Current methods of diagnosis and screening, like Pap smears, CA-125 tests and ultrasound, are also poor at correctly identifying early-stage ovarian cancer.

Developed by researchers at the Brigham Women’s Hospital and Dana-Farber Cancer Institute, the non-invasive test searches for tiny pieces of genetic material called microRNAs in blood samples.

microRNAs control which genes are activated and at what time and have been heavily linked with the development of a number of different cancers.

Researchers developed a predictive AI model with the idea that it would be able to distinguish between healthy and cancerous tissue by analysing microRNA levels.

Using blood samples from 135 women, the test proved highly accurate at distinguishing between benign, cancerous, and non-invasive tumours, as well as healthy tissue.

After confirming the test’s accuracy, it then was tested for specificity and sensitivity using 859 patient samples.

Of those samples, the test identified as abnormal, 100% of them were ovarian cancer. In comparison, only around 5% of abnormal results detected using ultrasound turn out to be ovarian cancer.

The model also outperformed CA-125 testing. In 454 patients with various diagnoses, the test had a 100% specificity for ovarian cancer.

In a final test, where the model was used to predict the diagnoses of 51 patients being referred for surgery, 91.3% of abnormal test results were ovarian cancer. Those patients which did not have ovarian cancer were correctly identified by the test 80% of the time.
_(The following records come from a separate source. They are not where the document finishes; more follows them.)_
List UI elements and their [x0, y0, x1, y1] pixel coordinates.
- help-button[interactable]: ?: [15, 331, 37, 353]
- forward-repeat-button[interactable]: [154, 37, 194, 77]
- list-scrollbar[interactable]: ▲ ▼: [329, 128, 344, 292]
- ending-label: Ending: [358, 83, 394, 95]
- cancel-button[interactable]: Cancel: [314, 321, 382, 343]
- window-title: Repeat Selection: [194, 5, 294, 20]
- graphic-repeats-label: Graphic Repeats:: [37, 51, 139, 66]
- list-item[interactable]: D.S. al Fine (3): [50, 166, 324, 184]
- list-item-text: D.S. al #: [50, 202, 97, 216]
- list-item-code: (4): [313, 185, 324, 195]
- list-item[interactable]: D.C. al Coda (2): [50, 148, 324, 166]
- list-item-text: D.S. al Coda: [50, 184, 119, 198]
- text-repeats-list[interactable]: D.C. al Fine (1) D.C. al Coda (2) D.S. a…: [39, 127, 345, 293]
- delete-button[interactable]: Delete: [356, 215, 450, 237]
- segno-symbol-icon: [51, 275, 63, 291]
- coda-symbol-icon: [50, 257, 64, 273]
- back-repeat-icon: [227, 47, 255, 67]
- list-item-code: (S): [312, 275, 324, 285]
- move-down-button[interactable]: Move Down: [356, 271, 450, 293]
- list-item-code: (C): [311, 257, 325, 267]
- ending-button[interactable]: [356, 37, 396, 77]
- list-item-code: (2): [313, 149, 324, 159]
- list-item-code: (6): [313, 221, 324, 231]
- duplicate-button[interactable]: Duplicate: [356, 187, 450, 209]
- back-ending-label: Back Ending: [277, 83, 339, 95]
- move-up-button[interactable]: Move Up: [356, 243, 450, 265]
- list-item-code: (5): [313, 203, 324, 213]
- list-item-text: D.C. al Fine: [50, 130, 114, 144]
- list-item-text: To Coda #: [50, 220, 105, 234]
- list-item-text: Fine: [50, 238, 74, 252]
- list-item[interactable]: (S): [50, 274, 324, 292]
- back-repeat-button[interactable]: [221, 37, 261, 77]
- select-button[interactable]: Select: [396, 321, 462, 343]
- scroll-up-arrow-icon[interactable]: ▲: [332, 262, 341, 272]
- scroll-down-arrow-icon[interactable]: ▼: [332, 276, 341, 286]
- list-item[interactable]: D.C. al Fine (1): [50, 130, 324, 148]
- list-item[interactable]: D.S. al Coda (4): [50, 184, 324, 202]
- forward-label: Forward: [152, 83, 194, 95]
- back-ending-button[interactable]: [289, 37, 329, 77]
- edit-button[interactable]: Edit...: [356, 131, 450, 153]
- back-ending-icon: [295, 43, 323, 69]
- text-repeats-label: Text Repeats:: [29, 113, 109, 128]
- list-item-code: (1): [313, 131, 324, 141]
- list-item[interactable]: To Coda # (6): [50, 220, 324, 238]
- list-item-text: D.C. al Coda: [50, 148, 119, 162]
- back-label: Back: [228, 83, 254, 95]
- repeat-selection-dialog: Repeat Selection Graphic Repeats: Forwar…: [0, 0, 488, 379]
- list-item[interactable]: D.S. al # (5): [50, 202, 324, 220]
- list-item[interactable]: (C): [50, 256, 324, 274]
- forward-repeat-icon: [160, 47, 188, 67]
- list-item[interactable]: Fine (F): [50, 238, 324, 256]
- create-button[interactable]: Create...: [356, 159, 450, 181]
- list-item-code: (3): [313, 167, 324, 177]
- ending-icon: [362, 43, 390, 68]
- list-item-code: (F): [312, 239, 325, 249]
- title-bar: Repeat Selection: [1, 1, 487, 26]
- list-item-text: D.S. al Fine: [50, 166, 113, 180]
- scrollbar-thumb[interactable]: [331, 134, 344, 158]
Dipanjan Chowdhury, chief of the Division of Radiation and Genomic Stability in the Department of Radiation Oncology at Dana-Farber

“The key is that this test is very unlikely to misdiagnose ovarian cancer and give a positive signal when there is no malignant tumour,” said Dipanjan Chowdhury, chief of the Division of Radiation and Genomic Stability in the Department of Radiation Oncology at Dana-Farber. “This is the hallmark of an effective diagnostic test.”

The team are now looking to further develop the test, including understanding how effective the test is at identifying women at a high-risk of developing ovarian cancer.